Exponential equations are equations where variables appear in the exponent. They have the form \( a^x = b \), with \( a \) and \( b \) being constants. Solving exponential equations requires expressing both sides with a common base, if possible. For instance, if \( 2^x = 8 \), we can rewrite 8 as \( 2^3 \), leading to \( 2^x = 2^3 \). Therefore, \( x = 3 \).
In the provided exercise, the equation \( x^{-3} = \frac{1}{64} \) is an exponential equation because the variable \( x \) is in the exponent. By recognizing that \( \frac{1}{64} \) is \( (\frac{1}{4})^3 \), we can equate \( x \) to \( \frac{1}{4} \). This shows how solving exponential equations often involves comparing powers and bases.

• Look for patterns or common factors.
• Convert numbers into similar bases.
• Apply logarithms if needed to simplify.

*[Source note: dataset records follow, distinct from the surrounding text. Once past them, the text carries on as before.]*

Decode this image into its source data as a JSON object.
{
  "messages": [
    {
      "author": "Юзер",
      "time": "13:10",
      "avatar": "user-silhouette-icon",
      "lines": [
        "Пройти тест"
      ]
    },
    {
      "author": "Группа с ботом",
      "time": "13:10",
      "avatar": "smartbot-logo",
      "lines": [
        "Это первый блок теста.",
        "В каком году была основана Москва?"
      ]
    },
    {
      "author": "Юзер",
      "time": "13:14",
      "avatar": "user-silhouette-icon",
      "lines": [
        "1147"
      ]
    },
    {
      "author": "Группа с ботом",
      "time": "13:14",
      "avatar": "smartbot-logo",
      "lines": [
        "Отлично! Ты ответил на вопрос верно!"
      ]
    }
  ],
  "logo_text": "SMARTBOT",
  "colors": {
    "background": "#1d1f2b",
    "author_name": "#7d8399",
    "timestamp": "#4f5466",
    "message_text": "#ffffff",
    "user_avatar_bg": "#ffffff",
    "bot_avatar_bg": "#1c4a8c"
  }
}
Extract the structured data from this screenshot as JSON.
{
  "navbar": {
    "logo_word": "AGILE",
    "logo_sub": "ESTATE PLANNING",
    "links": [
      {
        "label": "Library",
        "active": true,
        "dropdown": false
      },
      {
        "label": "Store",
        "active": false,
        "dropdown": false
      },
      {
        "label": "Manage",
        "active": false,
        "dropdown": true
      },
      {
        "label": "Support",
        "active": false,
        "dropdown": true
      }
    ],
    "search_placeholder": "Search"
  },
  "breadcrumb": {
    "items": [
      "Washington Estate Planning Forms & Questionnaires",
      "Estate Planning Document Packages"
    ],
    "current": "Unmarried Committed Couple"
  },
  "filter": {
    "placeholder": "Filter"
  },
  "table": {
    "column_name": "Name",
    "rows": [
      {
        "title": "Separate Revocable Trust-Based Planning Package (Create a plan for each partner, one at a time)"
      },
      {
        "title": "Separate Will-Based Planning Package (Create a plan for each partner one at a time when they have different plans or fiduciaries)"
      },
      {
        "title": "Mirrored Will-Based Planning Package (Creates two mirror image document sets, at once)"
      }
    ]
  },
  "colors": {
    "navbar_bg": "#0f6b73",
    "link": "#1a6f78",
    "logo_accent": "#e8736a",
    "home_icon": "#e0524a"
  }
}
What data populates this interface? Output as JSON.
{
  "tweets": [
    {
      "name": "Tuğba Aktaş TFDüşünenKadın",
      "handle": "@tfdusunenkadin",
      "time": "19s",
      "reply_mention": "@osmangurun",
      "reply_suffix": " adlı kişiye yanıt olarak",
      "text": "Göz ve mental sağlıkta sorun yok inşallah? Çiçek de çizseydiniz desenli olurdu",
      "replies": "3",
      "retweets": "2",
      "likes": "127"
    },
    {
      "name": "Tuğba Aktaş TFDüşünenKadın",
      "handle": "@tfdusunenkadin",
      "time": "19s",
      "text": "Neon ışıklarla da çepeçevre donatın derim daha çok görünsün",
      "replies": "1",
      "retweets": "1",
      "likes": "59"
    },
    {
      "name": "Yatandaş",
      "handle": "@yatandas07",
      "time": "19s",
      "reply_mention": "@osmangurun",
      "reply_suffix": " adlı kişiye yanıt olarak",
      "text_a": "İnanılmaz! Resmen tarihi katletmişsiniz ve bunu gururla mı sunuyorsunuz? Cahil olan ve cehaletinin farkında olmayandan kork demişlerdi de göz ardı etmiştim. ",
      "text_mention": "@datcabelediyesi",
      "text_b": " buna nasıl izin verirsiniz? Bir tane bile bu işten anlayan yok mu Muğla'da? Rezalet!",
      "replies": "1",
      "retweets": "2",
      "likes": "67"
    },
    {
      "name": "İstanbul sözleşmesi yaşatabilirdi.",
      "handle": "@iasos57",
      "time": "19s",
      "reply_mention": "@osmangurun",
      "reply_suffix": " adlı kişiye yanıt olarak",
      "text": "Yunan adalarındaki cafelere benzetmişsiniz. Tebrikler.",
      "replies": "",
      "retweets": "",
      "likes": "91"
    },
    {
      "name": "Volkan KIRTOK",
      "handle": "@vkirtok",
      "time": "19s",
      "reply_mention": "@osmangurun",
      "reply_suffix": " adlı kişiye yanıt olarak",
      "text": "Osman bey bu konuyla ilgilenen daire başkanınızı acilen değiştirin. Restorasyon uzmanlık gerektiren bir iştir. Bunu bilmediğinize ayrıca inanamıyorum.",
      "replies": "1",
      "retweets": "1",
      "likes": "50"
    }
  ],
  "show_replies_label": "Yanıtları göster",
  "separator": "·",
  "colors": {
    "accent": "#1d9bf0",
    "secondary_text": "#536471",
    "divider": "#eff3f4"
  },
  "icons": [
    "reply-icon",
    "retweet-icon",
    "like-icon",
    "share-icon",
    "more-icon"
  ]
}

Logarithmic functions, denoted by \( \log_b(a) \), are the inverse of exponential functions. This means if \( b^x = a \), then \( \log_b(a) = x \). It answers the question: To what power must the base \( b \) be raised to yield \( a \)?
In the original exercise, we used the logarithmic function \( \log_x\frac{1}{64} = -3 \) to lay the groundwork for solving the problem. This translates to \( x^{-3} = \frac{1}{64} \). Understanding how to switch between logarithmic and exponential forms is key to solving problems involving logs.
Key aspects of logarithmic functions include:

• The base \( b \) must be positive and not equal to 1.
• They can be used to solve equations involving upper or lower power limits.
• A change of base formula can help convert odd bases into more convenient ones.

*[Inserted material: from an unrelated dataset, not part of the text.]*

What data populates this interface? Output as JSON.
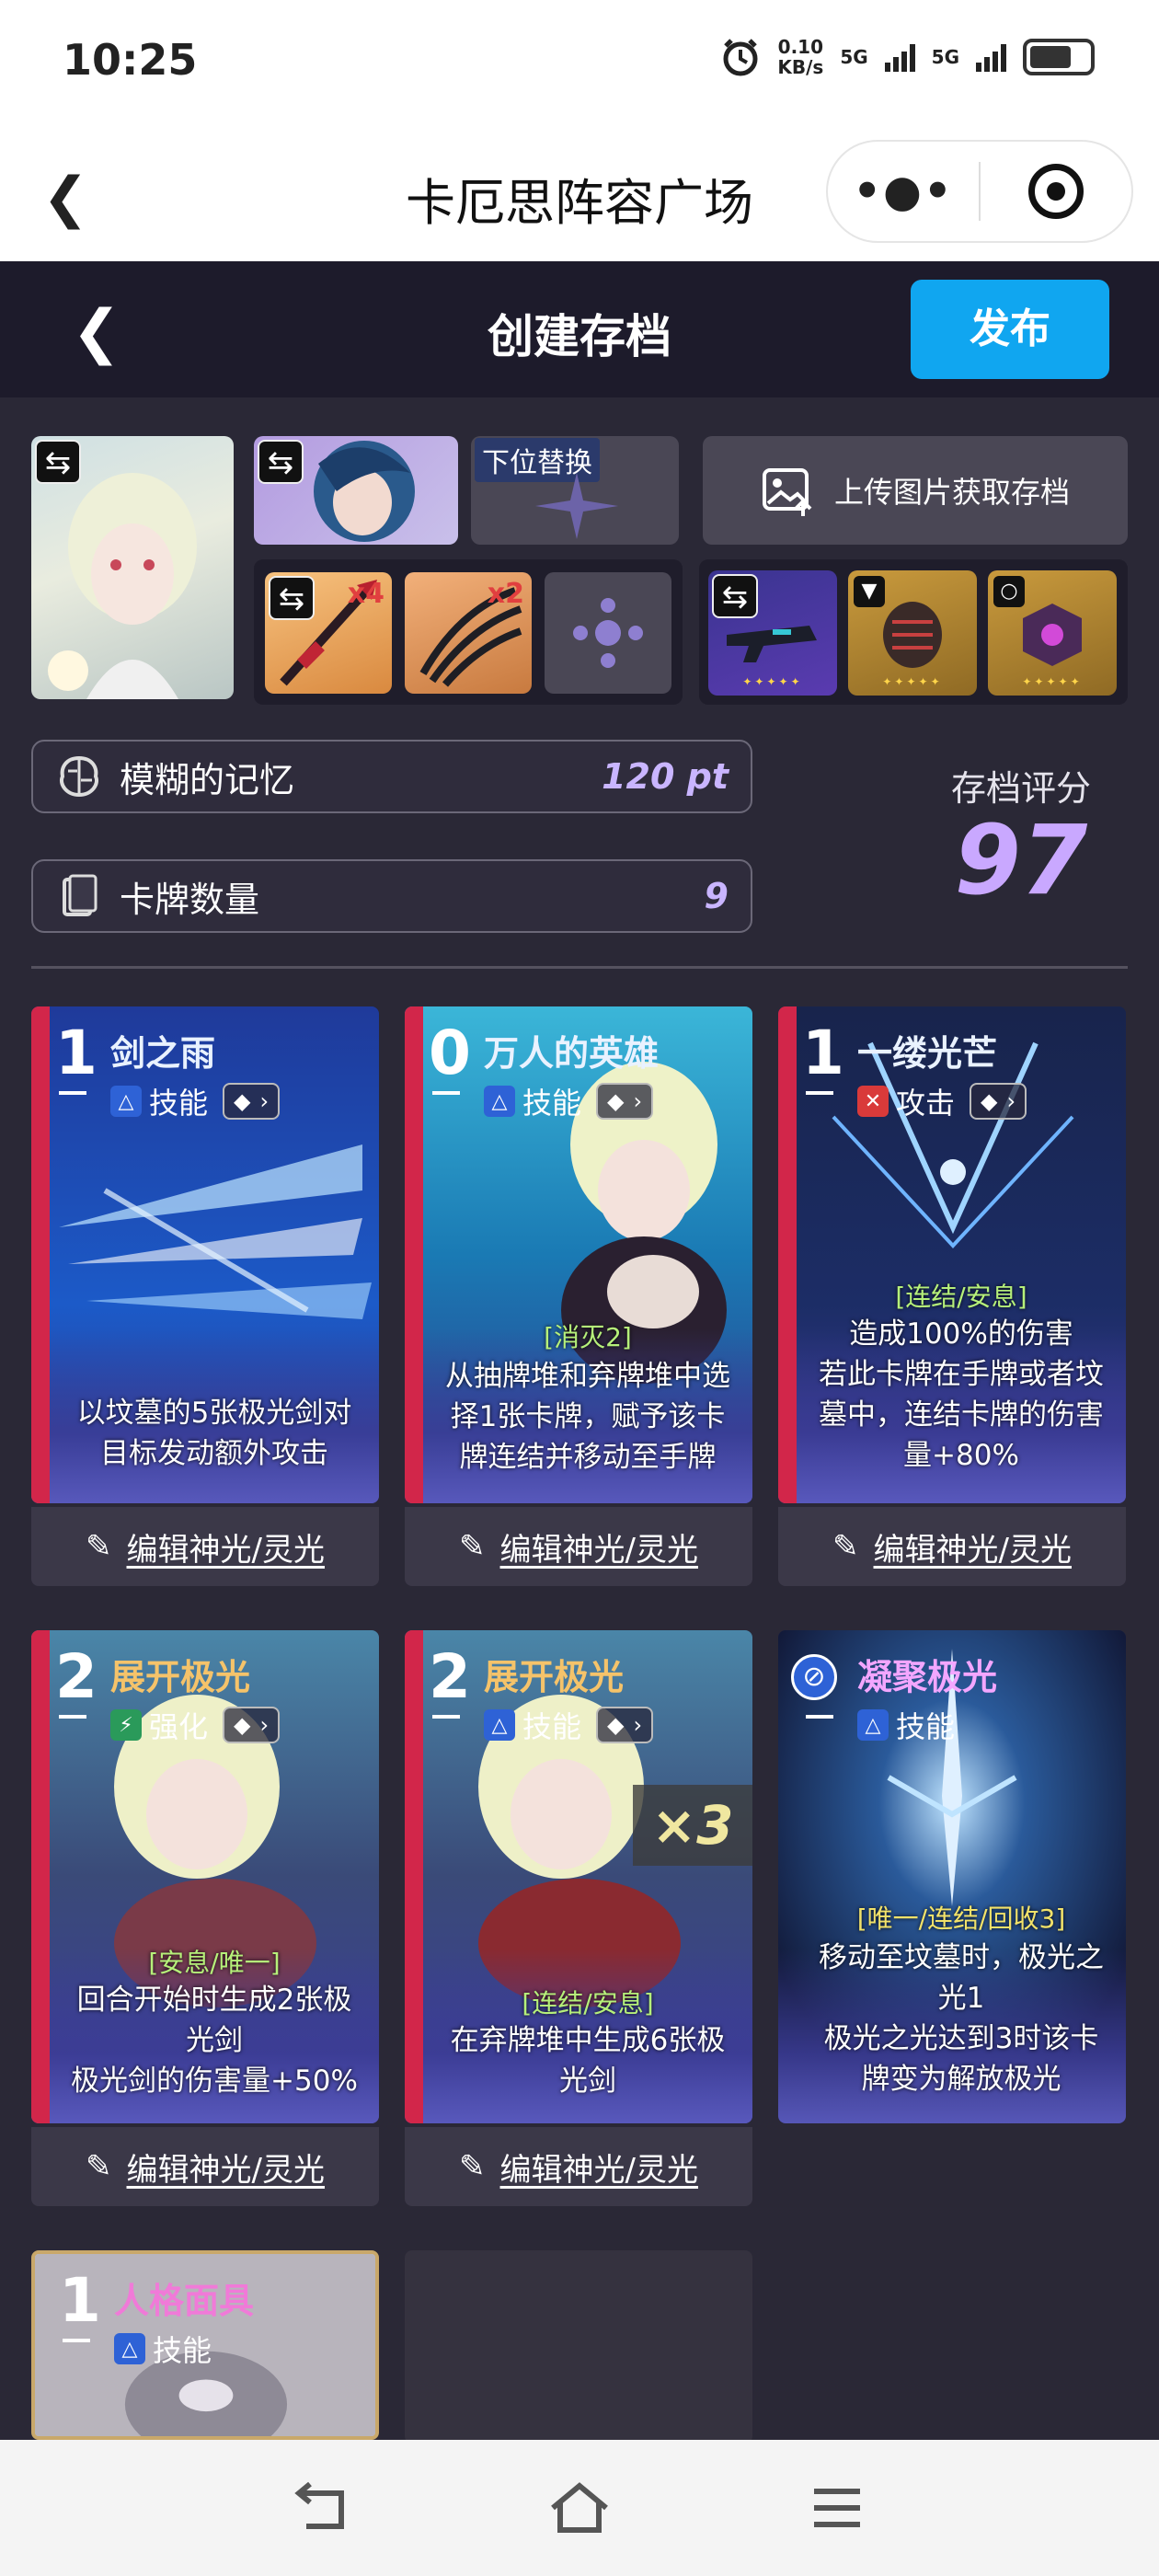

Algebraic problem solving involves using a variety of methods to find unknown values. This is essential in solving equations and manipulating algebraic expressions to isolate variables. It often requires identifying the type of equation and choosing an appropriate solution strategy.
In the exercise you saw, algebraic problem solving was used to identify that \( x^{-3} = \frac{1}{64} \) needed exponential thinking to solve. By rewriting the equation to use similar bases, the solution became clear: \( x = \frac{1}{4} \).
Effective problem solving strategies include:

• Understanding the problem before trying to solve it.
• Translating word problems into mathematical equations.
• Checking solutions by substituting back into the original equation.
• Breaking down complex problems into simpler components.

By mastering these strategies, algebraic problem solving can become a straightforward process, making it easier to handle equations like the one presented.